Au point de départ, nous ne sommes pas des animaux rationnels, ou des « acteurs rationnels » comme une vision dépassée de l’économie l’a longtemps défendu. Notre cerveau, parce qu’il suit la loi du moindre effort, va presque toujours privilégier la solution la plus simple, la décision la plus rapide, plutôt que de soupeser les avantages et les inconvénients. Ce qui nous met à la merci d’une habile stratégie de désinformation qui jonglerait avec nos émotions.

Mais ça nous met aussi à la merci d’une forme de « manipulation bienveillante », et c’est ce qu’a théorisé dans les années 1980 et 1990 l’économiste Richard Thaler, de l’Université de Chicago, Nobel d’économie 2017. En compagnie du juriste Cass Sunstein, il a fait connaître au grand public cette théorie du « coup de pouce » (en anglais, nudge) en 2008 dans l’ouvrage Nudge: Improving Decisions About Health, Wealth and Happiness.

L’idée derrière cette « manipulation bienveillante » est de transmettre aux gens une information qui les amènera à se poser eux-mêmes des questions, avant de prendre une décision. Par exemple:

  • on leur communique la consommation moyenne d’électricité dans leur quartier, dans l’espoir d’amener les plus énergivores à réduire leur consommation. Alors que la vision classique de l’économie aurait plutôt été d’expliquer à ces gens comment réduire leur consommation, et combien d’argent, ils économiseraient s’ils le faisaient;

  • ou bien on place les aliments différemment dans les allées du supermarché pour amener les gens à acheter davantage d’aliments « santé » — même s’ils sont un peu plus coûteux;

  • ou encore, on amène des salariés à placer davantage d’argent dans leur fonds de retraite si on les enrôle automatiquement dans le système (en leur laissant la possibilité d’en sortir à tout moment), plutôt que de leur laisser déposer la somme de leur choix chaque année.
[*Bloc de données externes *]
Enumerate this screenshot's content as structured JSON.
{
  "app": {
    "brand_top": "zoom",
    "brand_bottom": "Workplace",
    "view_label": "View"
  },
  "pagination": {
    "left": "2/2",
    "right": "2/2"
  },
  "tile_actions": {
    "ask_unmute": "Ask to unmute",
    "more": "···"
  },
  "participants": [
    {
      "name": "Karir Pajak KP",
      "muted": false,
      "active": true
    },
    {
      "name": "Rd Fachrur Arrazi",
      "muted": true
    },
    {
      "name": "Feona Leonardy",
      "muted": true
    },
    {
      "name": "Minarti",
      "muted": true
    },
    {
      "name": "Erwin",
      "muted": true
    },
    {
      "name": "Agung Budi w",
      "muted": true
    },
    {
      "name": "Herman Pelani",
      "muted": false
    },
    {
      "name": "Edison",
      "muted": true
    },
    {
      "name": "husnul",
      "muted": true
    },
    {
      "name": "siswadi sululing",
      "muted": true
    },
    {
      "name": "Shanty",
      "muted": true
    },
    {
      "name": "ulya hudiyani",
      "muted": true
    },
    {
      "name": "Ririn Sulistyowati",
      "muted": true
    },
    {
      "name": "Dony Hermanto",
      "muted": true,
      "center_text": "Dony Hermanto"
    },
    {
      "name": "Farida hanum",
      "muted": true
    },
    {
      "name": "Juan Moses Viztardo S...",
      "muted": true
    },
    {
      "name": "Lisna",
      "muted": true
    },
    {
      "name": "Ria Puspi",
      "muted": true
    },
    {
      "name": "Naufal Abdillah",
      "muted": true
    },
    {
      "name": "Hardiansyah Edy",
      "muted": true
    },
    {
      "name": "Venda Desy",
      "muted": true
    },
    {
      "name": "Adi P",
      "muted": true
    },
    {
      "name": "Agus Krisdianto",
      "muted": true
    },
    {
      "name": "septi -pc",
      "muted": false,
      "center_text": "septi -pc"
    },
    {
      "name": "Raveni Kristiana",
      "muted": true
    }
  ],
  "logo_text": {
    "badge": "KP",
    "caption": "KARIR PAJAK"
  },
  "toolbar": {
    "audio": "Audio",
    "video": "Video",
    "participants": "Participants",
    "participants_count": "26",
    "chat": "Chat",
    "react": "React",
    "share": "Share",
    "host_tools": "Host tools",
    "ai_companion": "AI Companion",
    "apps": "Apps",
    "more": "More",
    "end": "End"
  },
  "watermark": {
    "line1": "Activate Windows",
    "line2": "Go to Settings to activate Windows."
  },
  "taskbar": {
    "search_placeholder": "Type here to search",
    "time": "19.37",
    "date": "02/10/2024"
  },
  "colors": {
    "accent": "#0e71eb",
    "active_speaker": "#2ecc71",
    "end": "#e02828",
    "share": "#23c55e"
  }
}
Comme on a pu lire lundi après l’annonce du prestigieux prix, tout ceci repose sur un pont jeté entre l’économie et la psychologie des comportements — au point où il existe à présent une branche de l’économie appelée « l’économie comportementale », dont Thaler fut l’un des pionniers. Mais au-delà de la psychologie, tout ceci repose aussi sur la neurologie et ce qu’elle nous a appris du fonctionnement de notre cerveau. Ainsi, une façon de vulgariser ce fonctionnement, souvent utilisée depuis les années 2000, parle du « cerveau lent » contre le « cerveau rapide ». Un autre économiste nobélisé, Daniel Kahneman, que Richard Thaler a cité en modèle, a popularisé cette façon de voir notre cerveau et, du coup, cette façon de voir un large pan de nos comportements quotidiens:

  • le cerveau lent est celui qui réfléchit avant de prendre une décision, qui soupèse le pour et le contre;

  • le cerveau rapide est celui qui réagit au quart de tour, qui décide sur la base d’une émotion, qui agit sans que nous en soyons toujours conscients.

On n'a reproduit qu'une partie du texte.